We did everything right, didn’t we?
These mines followed implementation steps that are typically found in every improvement programme. Data was analysed, new measures were defined, projects were identified, process flows were documented, and teams were formed. By taking these steps, management expected significant impacts to the bottom line and the culture. If these steps represent the accepted ‘recipe for improvement success,’
- Why did operational and financial improvement fall short of expectations?
- Why did the anticipated culture change fail to materialise?
- Why were some improvements reported for a few months but not sustained?
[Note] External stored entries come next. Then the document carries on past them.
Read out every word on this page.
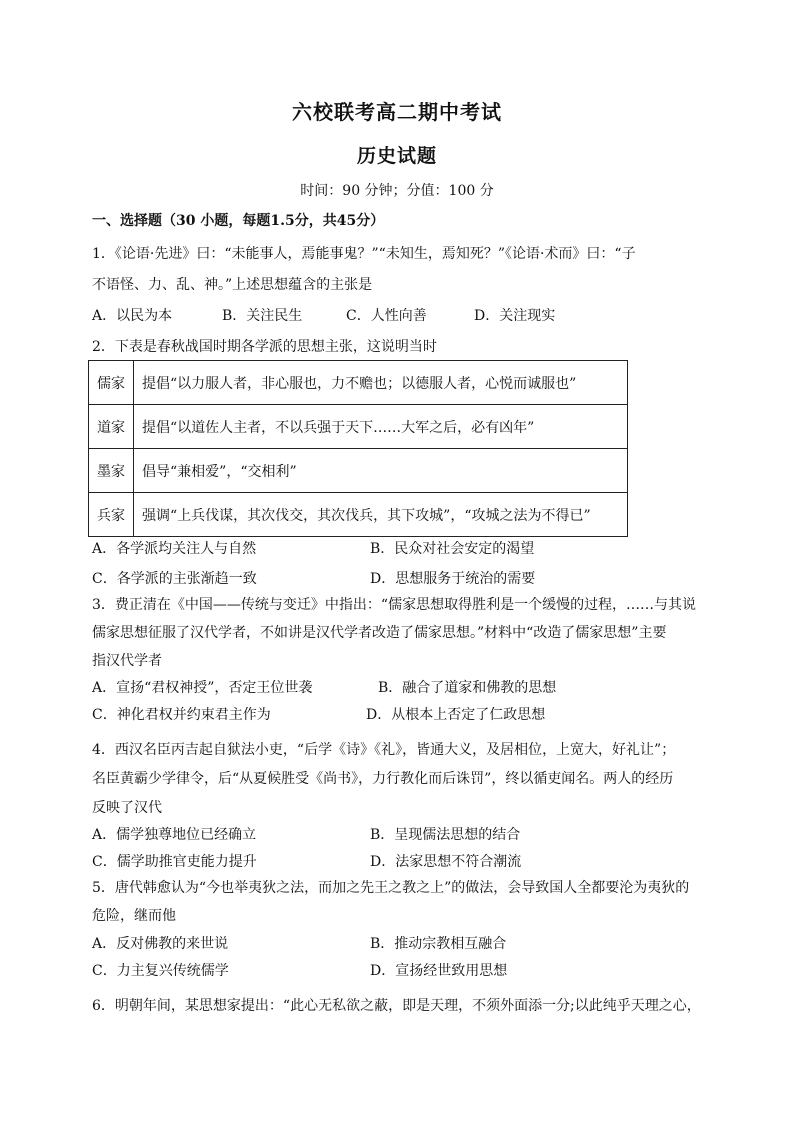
六校联考高二期中考试
历史试题
时间：90 分钟；分值：100 分
一、选择题（30 小题，每题1.5分，共45分）
1．《论语·先进》曰：“未能事人，焉能事鬼？”“未知生，焉知死？”《论语·术而》曰：“子
不语怪、力、乱、神。”上述思想蕴含的主张是
A．以民为本	B．关注民生	C．人性向善	D．关注现实
2．下表是春秋战国时期各学派的思想主张，这说明当时
儒家	提倡“以力服人者，非心服也，力不赡也；以德服人者，心悦而诚服也”
道家	提倡“以道佐人主者，不以兵强于天下……大军之后，必有凶年”
墨家	倡导“兼相爱”，“交相利”
兵家	强调“上兵伐谋，其次伐交，其次伐兵，其下攻城”，“攻城之法为不得已”
A．各学派均关注人与自然	B．民众对社会安定的渴望
C．各学派的主张渐趋一致	D．思想服务于统治的需要
3．费正清在《中国——传统与变迁》中指出：“儒家思想取得胜利是一个缓慢的过程，……与其说
儒家思想征服了汉代学者，不如讲是汉代学者改造了儒家思想。”材料中“改造了儒家思想”主要
指汉代学者
A．宣扬“君权神授”，否定王位世袭	B．融合了道家和佛教的思想
C．神化君权并约束君主作为	D．从根本上否定了仁政思想
4．西汉名臣丙吉起自狱法小吏，“后学《诗》《礼》，皆通大义，及居相位，上宽大，好礼让”；
名臣黄霸少学律令，后“从夏候胜受《尚书》，力行教化而后诛罚”，终以循吏闻名。两人的经历
反映了汉代
A．儒学独尊地位已经确立	B．呈现儒法思想的结合
C．儒学助推官吏能力提升	D．法家思想不符合潮流
5．唐代韩愈认为“今也举夷狄之法，而加之先王之教之上”的做法，会导致国人全都要沦为夷狄的
危险，继而他
A．反对佛教的来世说	B．推动宗教相互融合
C．力主复兴传统儒学	D．宣扬经世致用思想
6．明朝年间，某思想家提出：“此心无私欲之蔽，即是天理，不须外面添一分;以此纯乎天理之心，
Understanding your barriers
Before any company can improve performance, managers must be open to changing things they have never changed before. For that reason, it is extremely important to understand the real reasons that improvements are forfeited or never materialise. Without this awareness, management teams will continue to dedicate resources and consulting fees to important projects that CANNOT deliver the expected benefits. And… management teams will continue to lose credibility as promises to the Board and shareholders do not materialise.
Organisational effectiveness (i.e., how managers and employees interact with equipment, with departments and with each other) is a non-negotiable success factor in improvement that is often given a low priority because its true value in the improvement process is misunderstood. Without it, barriers to improvement are created that become accepted as ‘part of the process’ or ‘part of the culture’. These barriers are responsible for the subtle loss of millions of dollars in production and cost. Some of these barriers even exist within management systems, making them harder to eliminate.
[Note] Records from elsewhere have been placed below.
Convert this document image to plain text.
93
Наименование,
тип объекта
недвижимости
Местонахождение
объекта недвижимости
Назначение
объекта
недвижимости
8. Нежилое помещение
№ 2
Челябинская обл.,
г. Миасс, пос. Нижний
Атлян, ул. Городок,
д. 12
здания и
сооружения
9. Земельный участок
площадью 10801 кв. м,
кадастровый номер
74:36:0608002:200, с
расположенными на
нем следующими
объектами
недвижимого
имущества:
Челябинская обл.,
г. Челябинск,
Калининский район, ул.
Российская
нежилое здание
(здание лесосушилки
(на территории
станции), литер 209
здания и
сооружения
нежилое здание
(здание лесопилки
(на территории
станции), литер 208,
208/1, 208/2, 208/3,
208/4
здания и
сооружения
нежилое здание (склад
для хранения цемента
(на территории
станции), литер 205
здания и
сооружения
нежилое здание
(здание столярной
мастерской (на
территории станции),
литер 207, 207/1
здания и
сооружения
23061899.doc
Over the last decade, I have found organisational barriers everywhere I went, regardless of a mine’s size or mining method. They caused employees, departments and managers to:
- Develop ‘workarounds’ to get their jobs done.
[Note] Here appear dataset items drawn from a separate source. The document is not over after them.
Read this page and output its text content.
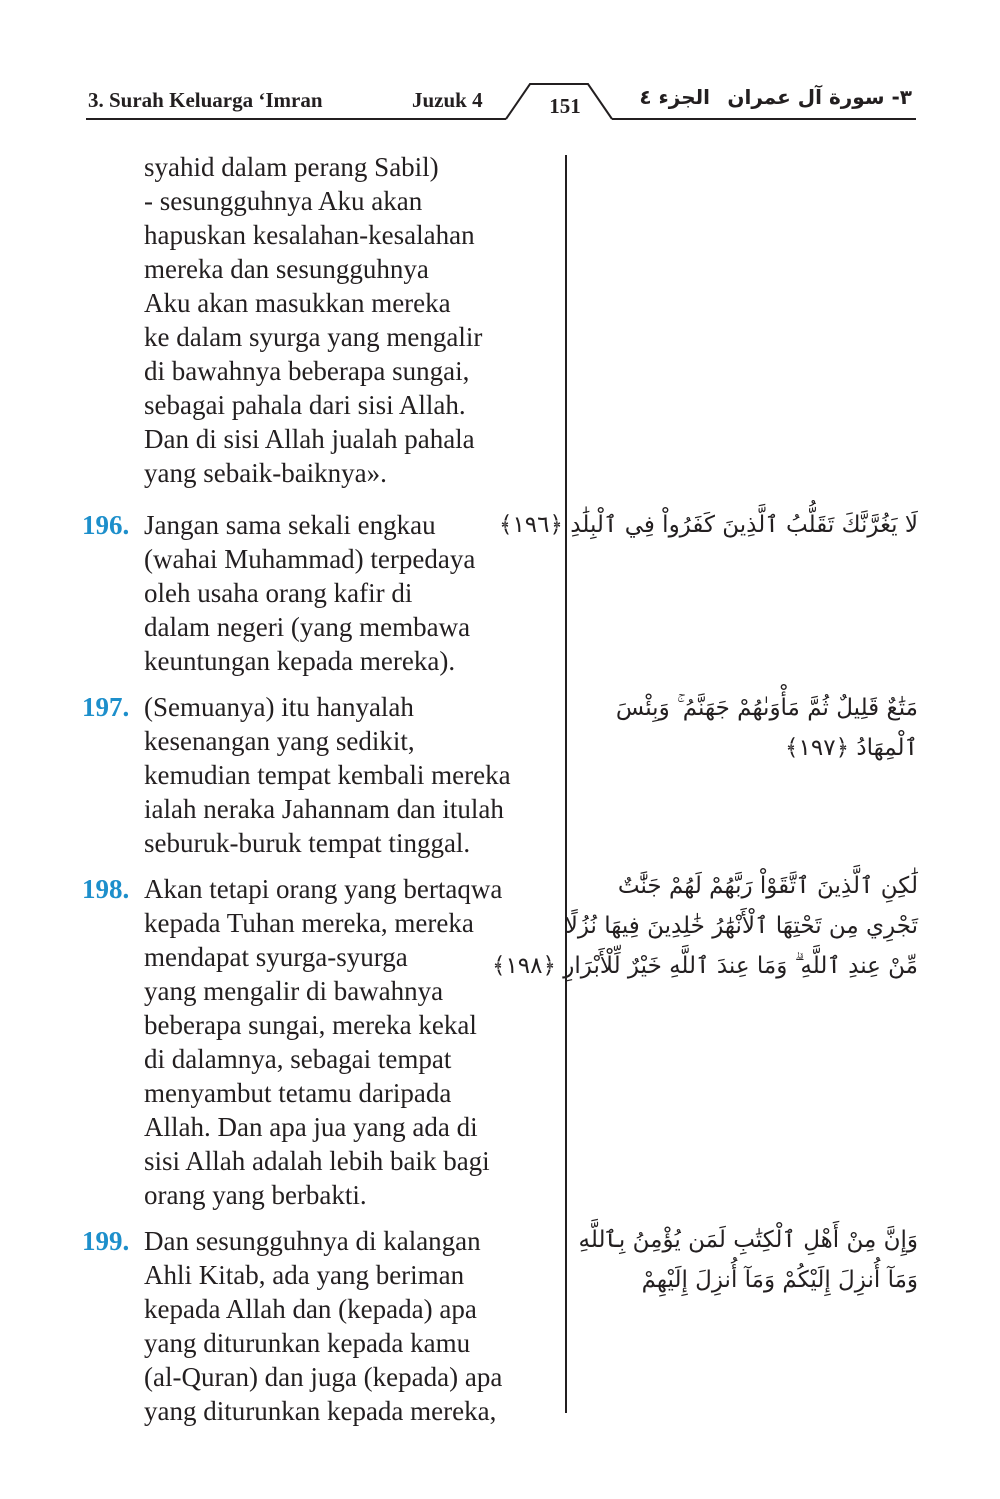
3. Surah Keluarga ‘Imran	Juzuk 4	151	الجزء ٤ ٣- سورة آل عمران
syahid dalam perang Sabil)
- sesungguhnya Aku akan
hapuskan kesalahan-kesalahan
mereka dan sesungguhnya
Aku akan masukkan mereka
ke dalam syurga yang mengalir
di bawahnya beberapa sungai,
sebagai pahala dari sisi Allah.
Dan di sisi Allah jualah pahala
yang sebaik-baiknya».
196. Jangan sama sekali engkau
(wahai Muhammad) terpedaya
oleh usaha orang kafir di
dalam negeri (yang membawa
keuntungan kepada mereka).
197. (Semuanya) itu hanyalah
kesenangan yang sedikit,
kemudian tempat kembali mereka
ialah neraka Jahannam dan itulah
seburuk-buruk tempat tinggal.
198. Akan tetapi orang yang bertaqwa
kepada Tuhan mereka, mereka
mendapat syurga-syurga
yang mengalir di bawahnya
beberapa sungai, mereka kekal
di dalamnya, sebagai tempat
menyambut tetamu daripada
Allah. Dan apa jua yang ada di
sisi Allah adalah lebih baik bagi
orang yang berbakti.
199. Dan sesungguhnya di kalangan
Ahli Kitab, ada yang beriman
kepada Allah dan (kepada) apa
yang diturunkan kepada kamu
(al-Quran) dan juga (kepada) apa
yang diturunkan kepada mereka,
لَا يَغُرَّنَّكَ تَقَلُّبُ ٱلَّذِينَ كَفَرُواْ فِي ٱلْبِلَٰدِ ﴿١٩٦﴾
مَتَٰعٌ قَلِيلٌ ثُمَّ مَأْوَىٰهُمْ جَهَنَّمُ ۚ وَبِئْسَ
ٱلْمِهَادُ ﴿١٩٧﴾
لَٰكِنِ ٱلَّذِينَ ٱتَّقَوْاْ رَبَّهُمْ لَهُمْ جَنَّٰتٌ
تَجْرِي مِن تَحْتِهَا ٱلْأَنْهَٰرُ خَٰلِدِينَ فِيهَا نُزُلًا
مِّنْ عِندِ ٱللَّهِ ۗ وَمَا عِندَ ٱللَّهِ خَيْرٌ لِّلْأَبْرَارِ ﴿١٩٨﴾
وَإِنَّ مِنْ أَهْلِ ٱلْكِتَٰبِ لَمَن يُؤْمِنُ بِٱللَّهِ
وَمَآ أُنزِلَ إِلَيْكُمْ وَمَآ أُنزِلَ إِلَيْهِمْ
- Work overtime to correct problems that could have been avoided.
- Be prouder of responding to breakdowns than executing planned work.
- Let equipment sit idle because operations and maintenance were not talking to each other.
- Make judgment calls about communicating to third shift because ‘prep work was less important’.
- Accept lost equipment or undelivered supplies underground as ‘just the way it is here’.
- Mark projects ‘complete’ when the benefits have not been delivered.
- Set mines up for failure by unintentionally setting unachievable goals for availability and utilisation.
You would never engineer barriers that steal production and increase cost into your systems and processes, so why wouldn’t you want to give high priority to removing them? This is the first of many articles about those barriers and some strategies for removing them. Each month I will leave you with a thought about what I call the ‘people side of improvement’.
Here’s the thought for February:Examine the ‘ingredients’ in your improvement recipe. Look for barriers and you will find your highest priority projects. The more you focus on barrier removal, the greater your improvement success will be.